Question: Water rises to a height h in a capillary tube of a certain diameter. This capillary tube is replaced...

Question

Water rises to a height h in a capillary tube of a certain diameter. This capillary tube is replaced by a similar tube of half the diameter. Now the water will rise to a height of
A. 4h
B. 3h
C. 2h
D. h

Answer 1

Solution

As a first step, you could recall the expression for surface tension for the liquid in a capillary tube. From that expression, you will understand the relation between the height at which the liquid rises in a capillary tube with the radius of the capillary tube. Now you could apply this relation to both the given cases and thus determine the answer.

Formula used:
Surface tension,
$\gamma =\dfrac{rh\rho g}{2\cos \theta }$

Complete step-by-step solution
In the question, we are given the height at which water rises in a capillary tube of a certain diameter. Now the capillary tube is replaced by a similar tube of half the diameter of the previous tube. We are asked to find the height at which water will rise.
In order to answer this let us recall the expression for a surface of the liquid in a capillary tube which is given by,
$\gamma =\dfrac{rh\rho g}{2\cos \theta }$
$\Rightarrow h=\dfrac{2\gamma \cos \theta }{r\rho g}$
Where, h is the height at which the liquid rises in the capillary, $\gamma$ is the surface tension of the liquid, r is the radius of the capillary tube, $\rho$ is the density of the liquid, g is the acceleration due to gravity and $\theta$ is the angle of contact with the surface.
From this relation we see that the height at which the liquid rises in the capillary is inversely proportional to the radius of the capillary tube, that is,
$h\propto \dfrac{1}{r}$
Let the diameter of the first capillary tube be ${{d}_{1}}$ , its radius be ${{r}_{1}}$ and the height at which the liquid rises in the tube be ${{h}_{1}}$ , then,
${{h}_{1}}\propto \dfrac{1}{{{r}_{1}}}$
But,
${{r}_{1}}=\dfrac{{{d}_{1}}}{2}$
So,
${{h}_{1}}\propto \dfrac{2}{{{d}_{1}}}$ ……………………………………………. (1)
Now, let the diameter of the second capillary tube be ${{d}_{2}}$ , its radius be ${{r}_{2}}$ and the height at which the liquid rises in the tube be ${{h}_{2}}$ , then,
${{h}_{2}}\propto \dfrac{1}{{{r}_{2}}}$
But,
${{r}_{2}}=\dfrac{{{d}_{2}}}{2}$
Also,
${{d}_{2}}=\dfrac{{{d}_{1}}}{2}$
Then,
${{h}_{2}}\propto \dfrac{4}{{{d}_{1}}}$ ………………………………………………………… (2)
Combining (1) and (2), we get,
$\dfrac{{{h}_{1}}}{{{h}_{2}}}=\dfrac{\dfrac{2}{{{d}_{1}}}}{\dfrac{4}{{{d}_{1}}}}$
$\Rightarrow \dfrac{{{h}_{1}}}{{{h}_{2}}}=\dfrac{1}{4}$
$\therefore {{h}_{2}}=4{{h}_{1}}$
But in the question ${{h}_{1}}$ is given as h, therefore, the height at which the water will rise for a similar tube of half the diameter is found to be 4h. Hence, option A is the right answer.
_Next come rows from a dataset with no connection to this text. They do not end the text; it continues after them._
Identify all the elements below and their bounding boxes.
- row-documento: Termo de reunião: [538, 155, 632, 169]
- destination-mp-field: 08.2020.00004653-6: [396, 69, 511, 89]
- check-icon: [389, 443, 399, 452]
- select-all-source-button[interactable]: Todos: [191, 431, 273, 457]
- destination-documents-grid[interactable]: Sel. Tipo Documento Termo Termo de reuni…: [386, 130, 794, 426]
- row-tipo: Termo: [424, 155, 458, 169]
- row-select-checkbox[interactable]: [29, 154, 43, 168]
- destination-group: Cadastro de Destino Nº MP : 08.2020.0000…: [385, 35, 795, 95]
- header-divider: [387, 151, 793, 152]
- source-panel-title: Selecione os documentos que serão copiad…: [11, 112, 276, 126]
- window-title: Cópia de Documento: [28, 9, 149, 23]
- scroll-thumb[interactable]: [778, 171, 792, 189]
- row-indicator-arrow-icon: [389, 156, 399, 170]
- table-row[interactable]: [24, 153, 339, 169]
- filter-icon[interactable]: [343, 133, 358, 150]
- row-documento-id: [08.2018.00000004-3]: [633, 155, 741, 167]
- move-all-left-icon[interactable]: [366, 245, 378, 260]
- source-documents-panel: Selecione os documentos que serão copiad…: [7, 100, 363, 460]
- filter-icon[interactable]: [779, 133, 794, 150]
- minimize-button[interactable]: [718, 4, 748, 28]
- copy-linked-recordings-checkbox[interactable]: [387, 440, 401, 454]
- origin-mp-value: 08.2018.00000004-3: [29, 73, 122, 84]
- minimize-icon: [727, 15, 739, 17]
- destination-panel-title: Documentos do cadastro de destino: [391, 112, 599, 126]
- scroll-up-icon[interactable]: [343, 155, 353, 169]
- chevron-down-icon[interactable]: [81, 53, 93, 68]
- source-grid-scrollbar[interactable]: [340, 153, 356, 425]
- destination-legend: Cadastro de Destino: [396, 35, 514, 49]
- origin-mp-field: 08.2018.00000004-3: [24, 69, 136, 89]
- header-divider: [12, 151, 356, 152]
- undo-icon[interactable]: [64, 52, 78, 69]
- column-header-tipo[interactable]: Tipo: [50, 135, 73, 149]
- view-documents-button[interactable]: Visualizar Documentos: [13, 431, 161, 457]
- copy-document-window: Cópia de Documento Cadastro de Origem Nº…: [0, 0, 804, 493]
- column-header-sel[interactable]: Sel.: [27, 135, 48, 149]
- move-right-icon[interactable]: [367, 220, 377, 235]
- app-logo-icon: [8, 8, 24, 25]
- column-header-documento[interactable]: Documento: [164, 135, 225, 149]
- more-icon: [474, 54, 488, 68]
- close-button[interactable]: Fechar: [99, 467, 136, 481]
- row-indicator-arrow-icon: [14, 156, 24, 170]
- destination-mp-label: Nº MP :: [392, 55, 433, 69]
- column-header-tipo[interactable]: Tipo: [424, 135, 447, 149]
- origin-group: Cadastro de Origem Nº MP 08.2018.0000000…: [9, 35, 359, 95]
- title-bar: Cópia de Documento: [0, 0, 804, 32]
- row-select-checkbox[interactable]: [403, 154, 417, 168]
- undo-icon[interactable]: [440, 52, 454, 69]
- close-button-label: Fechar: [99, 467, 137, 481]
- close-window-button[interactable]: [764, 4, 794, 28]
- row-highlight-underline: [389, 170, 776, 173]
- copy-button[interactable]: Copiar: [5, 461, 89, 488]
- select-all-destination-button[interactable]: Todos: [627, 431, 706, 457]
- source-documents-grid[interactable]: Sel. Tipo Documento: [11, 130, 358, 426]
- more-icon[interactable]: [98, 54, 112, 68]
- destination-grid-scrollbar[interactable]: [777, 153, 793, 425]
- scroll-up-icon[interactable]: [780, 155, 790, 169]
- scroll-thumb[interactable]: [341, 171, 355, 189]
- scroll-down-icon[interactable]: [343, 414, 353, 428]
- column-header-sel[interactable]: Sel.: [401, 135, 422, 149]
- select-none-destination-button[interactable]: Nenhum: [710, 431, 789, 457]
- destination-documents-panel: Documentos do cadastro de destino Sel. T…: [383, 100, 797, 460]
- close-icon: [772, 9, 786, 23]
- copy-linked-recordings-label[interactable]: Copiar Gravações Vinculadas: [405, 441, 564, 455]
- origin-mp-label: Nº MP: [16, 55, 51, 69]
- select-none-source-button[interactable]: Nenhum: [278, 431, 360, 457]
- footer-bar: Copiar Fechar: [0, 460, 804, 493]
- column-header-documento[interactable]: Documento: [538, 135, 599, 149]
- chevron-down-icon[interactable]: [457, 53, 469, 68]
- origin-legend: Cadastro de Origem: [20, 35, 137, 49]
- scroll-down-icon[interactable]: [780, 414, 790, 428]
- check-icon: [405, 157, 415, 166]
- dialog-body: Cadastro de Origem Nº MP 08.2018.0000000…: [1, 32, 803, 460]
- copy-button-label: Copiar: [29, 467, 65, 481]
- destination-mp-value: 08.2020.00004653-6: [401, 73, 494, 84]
Note: The rise and fall of liquid in capillary tubes can be explained by the existence of pressure difference. The liquid surface is known to be flat when the pressure difference between the liquid side and the vapor side is zero. When the concave surface the pressure on the vapor side is more and for the convex liquid surface the pressure on the liquid side is more.